A victory and loss that came before his time, before the birth of Elhyrissiar, before his mother was chosen to be carrier of the Empire’s future. “Was I truly intended to be the Elhyrissiar?” He murmured out the question ailing his mind since the departure of Augermil whose form he stared, whose form evoked the image of his father, his grandfather whose marbly form burnt into his mind when he was first informed of his destiny.

“I am. We were!” He said firmly as his gloomy mood swung out from the encroaching darkness. Then he moved whilst his eyes remained on the long fresco shifting from the battle into the grim state of the capital, with Augermil and his grandfather tired, on their knees surrounded by the first deossos and the corpses of their comrades, the citizens and the horrors. A most grim vista, depicting not just the persistence of the Empire even in its earliest days, but even a perfect illustration of the Will of Dusk.

As he continued onwards, the polished, smooth marble turned sore and bristly, wet from the river of blood washing over the once brilliant Astaril’s streets filled with life, yet as it stood before him it was bereft of any except the Nature of Selvinia growing, spreading as it voraciously reclaimed what once was hers, gifted for the first anthropoid races of humans, dwarves and aevhei elevated to their perfected forms by the Deossos before the madness of their eldest.

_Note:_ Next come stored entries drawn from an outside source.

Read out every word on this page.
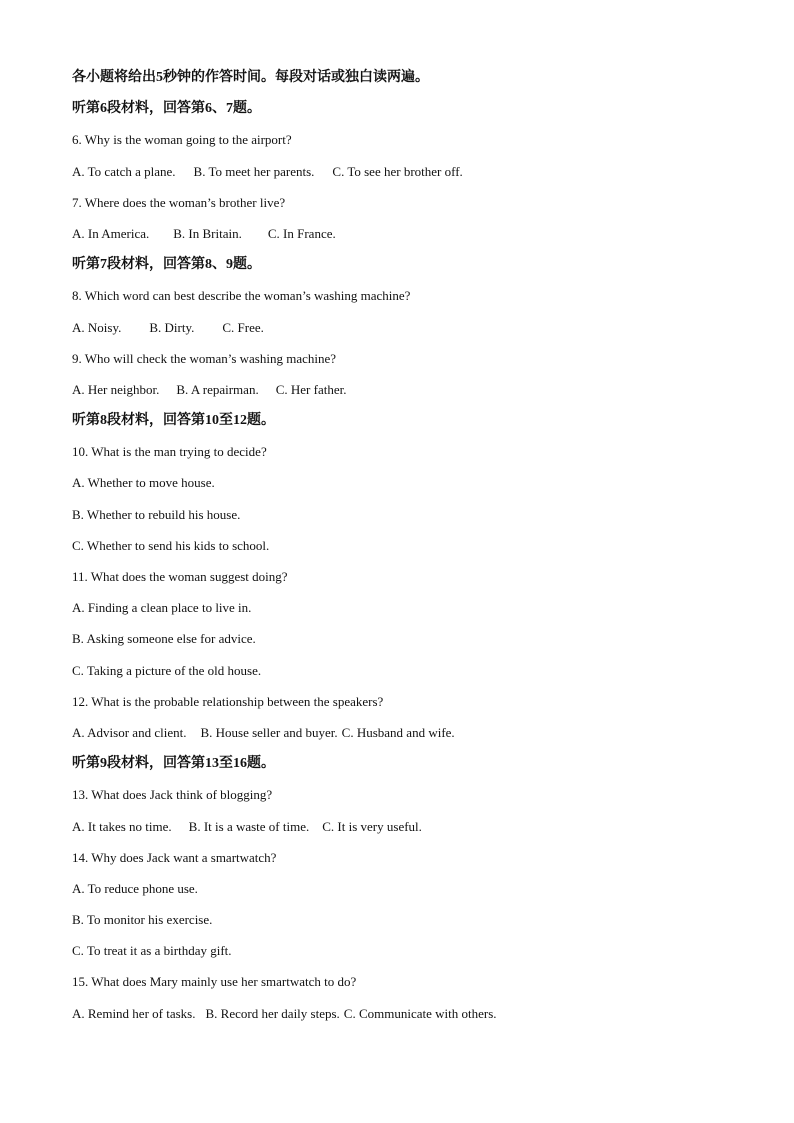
各小题将给出5秒钟的作答时间。每段对话或独白读两遍。
听第6段材料，回答第6、7题。
6. Why is the woman going to the airport?
A. To catch a plane. B. To meet her parents. C. To see her brother off.
7. Where does the woman’s brother live?
A. In America. B. In Britain. C. In France.
听第7段材料，回答第8、9题。
8. Which word can best describe the woman’s washing machine?
A. Noisy. B. Dirty. C. Free.
9. Who will check the woman’s washing machine?
A. Her neighbor. B. A repairman. C. Her father.
听第8段材料，回答第10至12题。
10. What is the man trying to decide?
A. Whether to move house.
B. Whether to rebuild his house.
C. Whether to send his kids to school.
11. What does the woman suggest doing?
A. Finding a clean place to live in.
B. Asking someone else for advice.
C. Taking a picture of the old house.
12. What is the probable relationship between the speakers?
A. Advisor and client. B. House seller and buyer. C. Husband and wife.
听第9段材料，回答第13至16题。
13. What does Jack think of blogging?
A. It takes no time. B. It is a waste of time. C. It is very useful.
14. Why does Jack want a smartwatch?
A. To reduce phone use.
B. To monitor his exercise.
C. To treat it as a birthday gift.
15. What does Mary mainly use her smartwatch to do?
A. Remind her of tasks. B. Record her daily steps. C. Communicate with others.
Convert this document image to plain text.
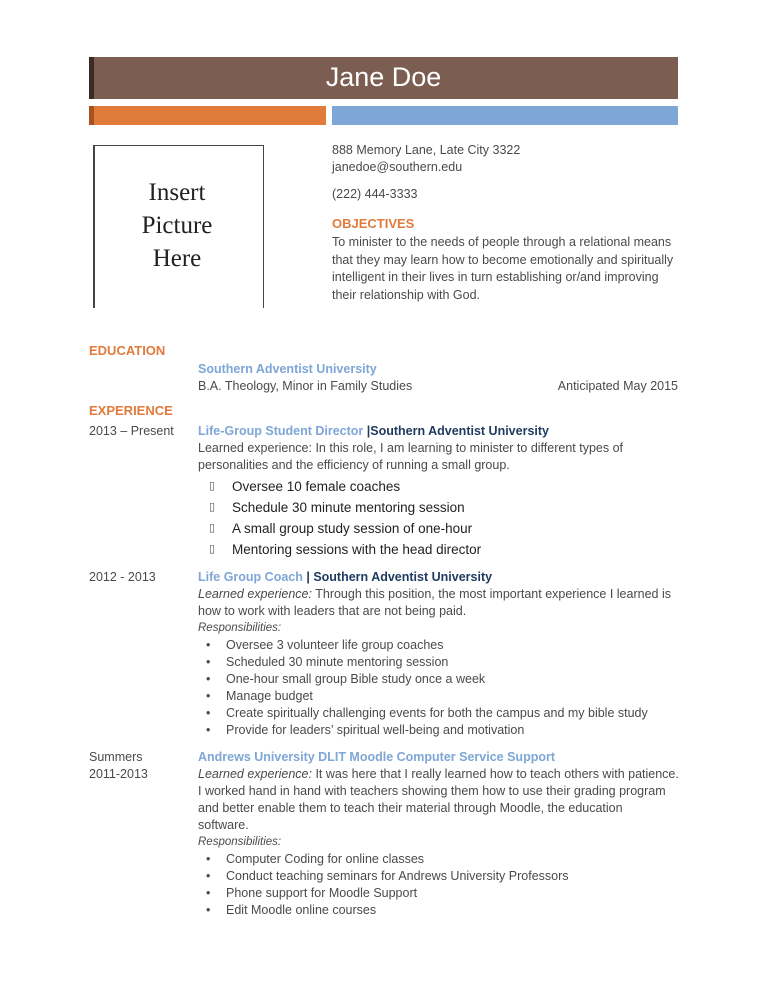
Jane Doe
Insert
Picture
Here
888 Memory Lane, Late City 3322
janedoe@southern.edu
(222) 444-3333
OBJECTIVES
To minister to the needs of people through a relational means
that they may learn how to become emotionally and spiritually
intelligent in their lives in turn establishing or/and improving
their relationship with God.
EDUCATION
Southern Adventist University
B.A. Theology, Minor in Family Studies	Anticipated May 2015
EXPERIENCE
2013 – Present Life-Group Student Director |Southern Adventist University
Learned experience: In this role, I am learning to minister to different types of
personalities and the efficiency of running a small group.
▯ Oversee 10 female coaches
▯ Schedule 30 minute mentoring session
▯ A small group study session of one-hour
▯ Mentoring sessions with the head director
2012 - 2013	Life Group Coach | Southern Adventist University
Learned experience: Through this position, the most important experience I learned is
how to work with leaders that are not being paid.
Responsibilities:
• Oversee 3 volunteer life group coaches
• Scheduled 30 minute mentoring session
• One-hour small group Bible study once a week
• Manage budget
• Create spiritually challenging events for both the campus and my bible study
• Provide for leaders’ spiritual well-being and motivation
Summers
2011-2013
Andrews University DLIT Moodle Computer Service Support
Learned experience: It was here that I really learned how to teach others with patience.
I worked hand in hand with teachers showing them how to use their grading program
and better enable them to teach their material through Moodle, the education
software.
Responsibilities:
• Computer Coding for online classes
• Conduct teaching seminars for Andrews University Professors
• Phone support for Moodle Support
• Edit Moodle online courses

“Magnificent trick.” He said as his eyes surveyed the ruined edifices on the slanting street, hewn and carved in perfect symmetry, both in allocation and contours just like in the new and present capital. “A trick that may work on any other than us.” His voice echoed, carried by the air that even to him felt more real than any illusion he was thrown in before. It was cold, carried a wicked stench of dusk, the open graves of the dead left to be devoured by the elements and nature’s inhabitants.

Yet he felt not annoyed at the trick of the enemy out from nowhere, but simply felt grateful and eager at seeing what has been taken from him. The opportunity to experience the city in which many of his siblings claimed by time and definiteness in the long centuries since the conclusion of the great war which ravaged the dream of the Almodo.

Terrianis even found himself bereft of the weights of everyday; the news on the cult unabated by the First Legion, the best amongst the twenty-five, and the Draennith Praetoriir whose members began to show up dead in their homes, in their offices, on the streets deceived by the very cult; the silence in the north either from Augermil or from his foolish son who left the Vhoragos for some foolish errand which mattered nothing in the grand scheme of things. And the movement beyond the jagged, gloomy ridges.

Problems he could just snap away at a moments’ notice. Yet if he done so, it would turn him into the figure he hated most, the one who took this beautiful city from him. None of these mattered to him at that moment, as he found himself sauntering and whistling beneath the clear blue skies where clouds danced and a sun spread a warm, soothing light. Whilst in reality a mongrel of a rotting small dragon tiptoed, staying to the shadows as its sunken empty eyes followed the Elhyrissiar in the ever expanding network of corridors.